At first glance, British-Iranian photographer and videographer Mitra Tabrizian’s photographs, currently on view at Leila Heller gallery in Chelsea, look very familiar. The stiff postures of her subjects and the strictly horizontal, minimally obtrusive perspective of her camera lens is straight out of the Jeff Wall textbook, while her touch of surrealism and the sense of a movie scene stopped in motion comes from Wall, Philip Lorca diCorcia, and Gregory Crewdson. What sets this tight selection of Tabrizian’s images apart from its numerous influences is its cross-cultural, politically aware subject matter rather than its aesthetic execution.
Tabrizian shoots in both England and Iran, offering a series of desolate landscapes. She focuses in on Leicestershire, a county in the English Midlands, depicting a quartet of ruined warehouses and empty factory buildings. In one shot, a single suited gentleman, Middle Eastern in appearance, stands in profile in front of a grid of mossy windows. The combination of polished, besuited businessman and crumbling industrial decay is incongruous, and feels unexpectedly sad. Rather than mournful, “City, London” (2008), a collection of bankers gathered in the austerely marbled lobby of some anonymous office building, has an air of vague foreboding. The grey gradient of suited men stand to attention but their gazes never meet one another’s, or anything, for that matter. They look, perhaps, like they’re shiftlessly dodging the blame for the global economic collapse.
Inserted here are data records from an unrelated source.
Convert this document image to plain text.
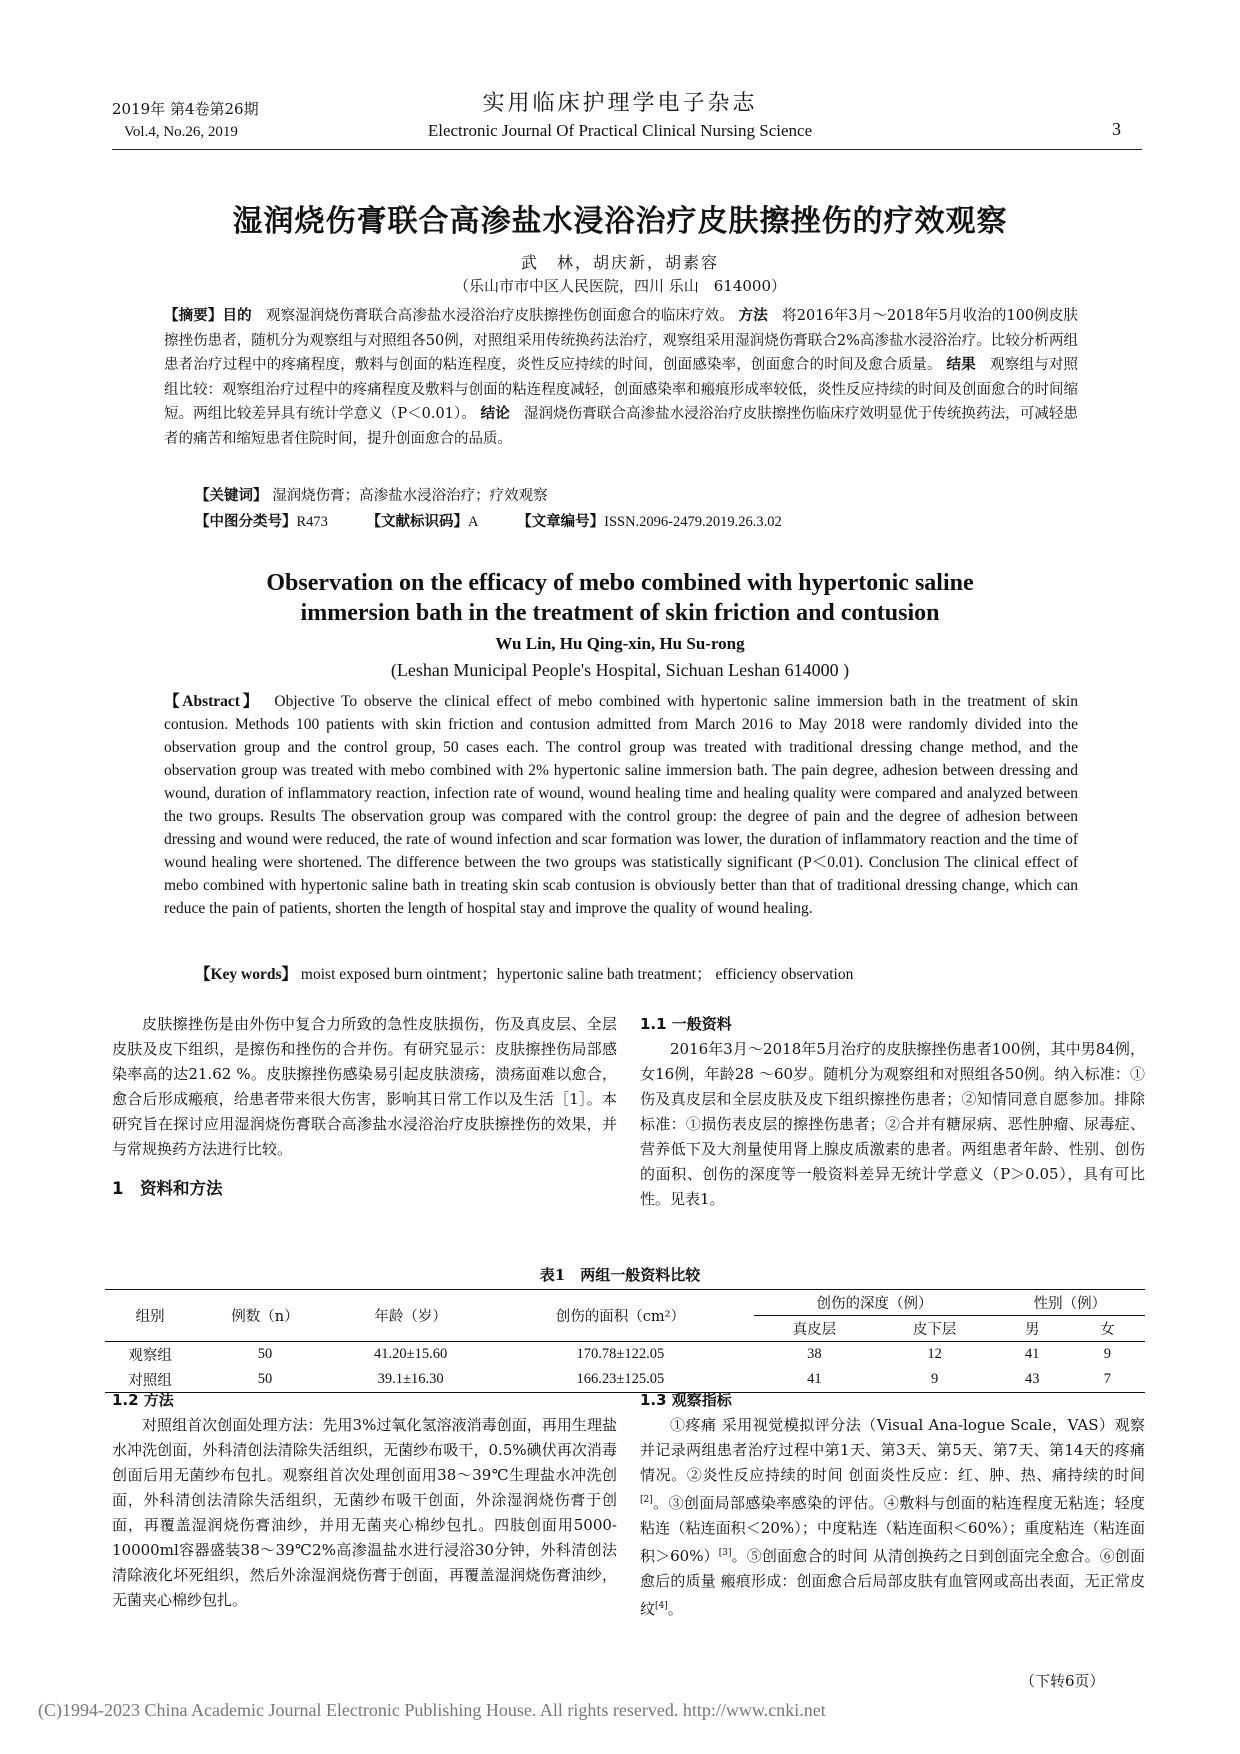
2019年 第4卷第26期
Vol.4, No.26, 2019
实用临床护理学电子杂志
Electronic Journal Of Practical Clinical Nursing Science	3
湿润烧伤膏联合高渗盐水浸浴治疗皮肤擦挫伤的疗效观察
武　林，胡庆新，胡素容
（乐山市市中区人民医院，四川 乐山　614000）
【摘要】目的 观察湿润烧伤膏联合高渗盐水浸浴治疗皮肤擦挫伤创面愈合的临床疗效。 方法 将2016年3月～2018年5月收治的100例皮肤擦挫伤患者，随机分为观察组与对照组各50例，对照组采用传统换药法治疗，观察组采用湿润烧伤膏联合2%高渗盐水浸浴治疗。比较分析两组患者治疗过程中的疼痛程度，敷料与创面的粘连程度，炎性反应持续的时间，创面感染率，创面愈合的时间及愈合质量。 结果 观察组与对照组比较：观察组治疗过程中的疼痛程度及敷料与创面的粘连程度减轻，创面感染率和瘢痕形成率较低，炎性反应持续的时间及创面愈合的时间缩短。两组比较差异具有统计学意义（P＜0.01）。 结论 湿润烧伤膏联合高渗盐水浸浴治疗皮肤擦挫伤临床疗效明显优于传统换药法，可减轻患者的痛苦和缩短患者住院时间，提升创面愈合的品质。
【关键词】 湿润烧伤膏；高渗盐水浸浴治疗；疗效观察
【中图分类号】R473	【文献标识码】A	【文章编号】ISSN.2096-2479.2019.26.3.02
Observation on the efficacy of mebo combined with hypertonic saline
immersion bath in the treatment of skin friction and contusion
Wu Lin, Hu Qing-xin, Hu Su-rong
(Leshan Municipal People's Hospital, Sichuan Leshan 614000 )
【Abstract】 Objective To observe the clinical effect of mebo combined with hypertonic saline immersion bath in the treatment of skin contusion. Methods 100 patients with skin friction and contusion admitted from March 2016 to May 2018 were randomly divided into the observation group and the control group, 50 cases each. The control group was treated with traditional dressing change method, and the observation group was treated with mebo combined with 2% hypertonic saline immersion bath. The pain degree, adhesion between dressing and wound, duration of inflammatory reaction, infection rate of wound, wound healing time and healing quality were compared and analyzed between the two groups. Results The observation group was compared with the control group: the degree of pain and the degree of adhesion between dressing and wound were reduced, the rate of wound infection and scar formation was lower, the duration of inflammatory reaction and the time of wound healing were shortened. The difference between the two groups was statistically significant (P＜0.01). Conclusion The clinical effect of mebo combined with hypertonic saline bath in treating skin scab contusion is obviously better than that of traditional dressing change, which can reduce the pain of patients, shorten the length of hospital stay and improve the quality of wound healing.
【Key words】 moist exposed burn ointment；hypertonic saline bath treatment； efficiency observation
皮肤擦挫伤是由外伤中复合力所致的急性皮肤损伤，伤及真皮层、全层皮肤及皮下组织，是擦伤和挫伤的合并伤。有研究显示：皮肤擦挫伤局部感染率高的达21.62 %。皮肤擦挫伤感染易引起皮肤溃疡，溃疡面难以愈合，愈合后形成瘢痕，给患者带来很大伤害，影响其日常工作以及生活［1］。本研究旨在探讨应用湿润烧伤膏联合高渗盐水浸浴治疗皮肤擦挫伤的效果，并与常规换药方法进行比较。
1　资料和方法
1.1 一般资料
2016年3月～2018年5月治疗的皮肤擦挫伤患者100例，其中男84例，女16例，年龄28 ～60岁。随机分为观察组和对照组各50例。纳入标准：①伤及真皮层和全层皮肤及皮下组织擦挫伤患者；②知情同意自愿参加。排除标准：①损伤表皮层的擦挫伤患者；②合并有糖尿病、恶性肿瘤、尿毒症、营养低下及大剂量使用肾上腺皮质激素的患者。两组患者年龄、性别、创伤的面积、创伤的深度等一般资料差异无统计学意义（P＞0.05），具有可比性。见表1。
表1　两组一般资料比较
组别	例数（n）	年龄（岁）	创伤的面积（cm²）	创伤的深度（例）		性别（例）	
				真皮层	皮下层	男	女
观察组	50	41.20±15.60	170.78±122.05	38	12	41	9
对照组	50	39.1±16.30	166.23±125.05	41	9	43	7
1.2 方法
对照组首次创面处理方法：先用3%过氧化氢溶液消毒创面，再用生理盐水冲洗创面，外科清创法清除失活组织，无菌纱布吸干，0.5%碘伏再次消毒创面后用无菌纱布包扎。观察组首次处理创面用38～39℃生理盐水冲洗创面，外科清创法清除失活组织，无菌纱布吸干创面，外涂湿润烧伤膏于创面，再覆盖湿润烧伤膏油纱，并用无菌夹心棉纱包扎。四肢创面用5000-10000ml容器盛装38～39℃2%高渗温盐水进行浸浴30分钟，外科清创法清除液化坏死组织，然后外涂湿润烧伤膏于创面，再覆盖湿润烧伤膏油纱，无菌夹心棉纱包扎。
1.3 观察指标
①疼痛 采用视觉模拟评分法（Visual Ana-logue Scale，VAS）观察并记录两组患者治疗过程中第1天、第3天、第5天、第7天、第14天的疼痛情况。②炎性反应持续的时间 创面炎性反应：红、肿、热、痛持续的时间[2]。③创面局部感染率感染的评估。④敷料与创面的粘连程度无粘连；轻度粘连（粘连面积＜20%）；中度粘连（粘连面积＜60%）；重度粘连（粘连面积＞60%）[3]。⑤创面愈合的时间 从清创换药之日到创面完全愈合。⑥创面愈后的质量 瘢痕形成：创面愈合后局部皮肤有血管网或高出表面，无正常皮纹[4]。
（下转6页）
(C)1994-2023 China Academic Journal Electronic Publishing House. All rights reserved. http://www.cnki.net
The photographer’s subjects are creepy because of their apathy. Though posed in emphatic, stolid stances, Tabrizian’s people are passive: They aren’t in the middle of completing any specific action or participating in a visible narrative, as they often are in Wall or Crewdson’s work. In “Tehran 2006” a crowd of bystanders carrying briefcases, grocery bags, and other signifiers of everyday life cross a sparse landscape with high-rise buildings and political murals in the background. “Untitled” (2009) pictures a group of black-clothed figures marching through a desert road like refugees.
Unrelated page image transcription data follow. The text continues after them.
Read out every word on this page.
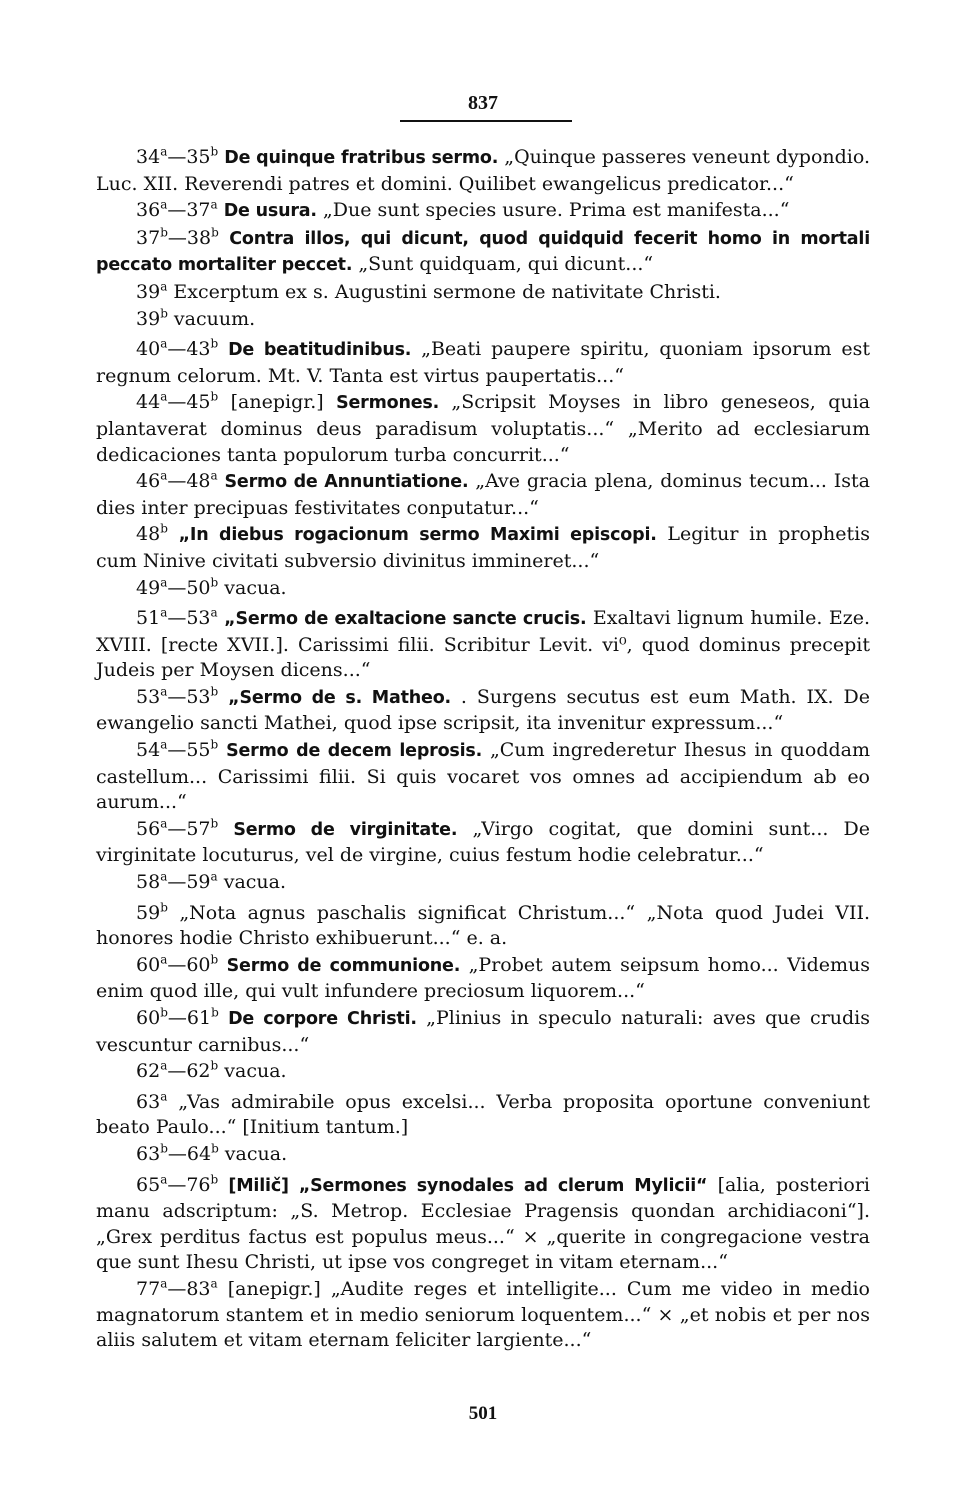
837

34$^a$—35$^b$ De quinque fratribus sermo. „Quinque passeres veneunt dypondio. Luc. XII. Reverendi patres et domini. Quilibet ewangelicus predicator...“

36$^a$—37$^a$ De usura. „Due sunt species usure. Prima est manifesta...“

37$^b$—38$^b$ Contra illos, qui dicunt, quod quidquid fecerit homo in mortali peccato mortaliter peccet. „Sunt quidquam, qui dicunt...“

39$^a$ Excerptum ex s. Augustini sermone de nativitate Christi.

39$^b$ vacuum.

40$^a$—43$^b$ De beatitudinibus. „Beati paupere spiritu, quoniam ipsorum est regnum celorum. Mt. V. Tanta est virtus paupertatis...“

44$^a$—45$^b$ [anepigr.] Sermones. „Scripsit Moyses in libro geneseos, quia plantaverat dominus deus paradisum voluptatis...“ „Merito ad ecclesiarum dedicaciones tanta populorum turba concurrit...“

46$^a$—48$^a$ Sermo de Annuntiatione. „Ave gracia plena, dominus tecum... Ista dies inter precipuas festivitates conputatur...“

48$^b$ „In diebus rogacionum sermo Maximi episcopi. Legitur in prophetis cum Ninive civitati subversio divinitus immineret...“

49$^a$—50$^b$ vacua.

51$^a$—53$^a$ „Sermo de exaltacione sancte crucis. Exaltavi lignum humile. Eze. XVIII. [recte XVII.]. Carissimi filii. Scribitur Levit. vi⁰, quod dominus precepit Judeis per Moysen dicens...“

53$^a$—53$^b$ „Sermo de s. Matheo. . Surgens secutus est eum Math. IX. De ewangelio sancti Mathei, quod ipse scripsit, ita invenitur expressum...“

54$^a$—55$^b$ Sermo de decem leprosis. „Cum ingrederetur Ihesus in quoddam castellum... Carissimi filii. Si quis vocaret vos omnes ad accipiendum ab eo aurum...“

56$^a$—57$^b$ Sermo de virginitate. „Virgo cogitat, que domini sunt... De virginitate locuturus, vel de virgine, cuius festum hodie celebratur...“

58$^a$—59$^a$ vacua.

59$^b$ „Nota agnus paschalis significat Christum...“ „Nota quod Judei VII. honores hodie Christo exhibuerunt...“ e. a.

60$^a$—60$^b$ Sermo de communione. „Probet autem seipsum homo... Videmus enim quod ille, qui vult infundere preciosum liquorem...“

60$^b$—61$^b$ De corpore Christi. „Plinius in speculo naturali: aves que crudis vescuntur carnibus...“

62$^a$—62$^b$ vacua.

63$^a$ „Vas admirabile opus excelsi... Verba proposita oportune conveniunt beato Paulo...“ [Initium tantum.]

63$^b$—64$^b$ vacua.

65$^a$—76$^b$ [Milič] „Sermones synodales ad clerum Mylicii“ [alia, posteriori manu adscriptum: „S. Metrop. Ecclesiae Pragensis quondan archidiaconi“]. „Grex perditus factus est populus meus...“ × „querite in congregacione vestra que sunt Ihesu Christi, ut ipse vos congreget in vitam eternam...“

77$^a$—83$^a$ [anepigr.] „Audite reges et intelligite... Cum me video in medio magnatorum stantem et in medio seniorum loquentem...“ × „et nobis et per nos aliis salutem et vitam eternam feliciter largiente...“

501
Read in the context of the current political climate, Tabrizian’s work seems to be about decay, both in the physical sense and the spiritual one. The bankers stand around idly while the economy plunges, the original means of production in dissarray. The Iran photos point to the humanity-dulling, oppressive conditions of an entrenched dictatorship. If the style of her photos is familiar, then her content is at least more critically engaged with the trials of its time than the work of other set-up photographers. Though they lack the clean intensity of Wall’s semiotic puzzles, Tabrizian’s work has a broader worldview.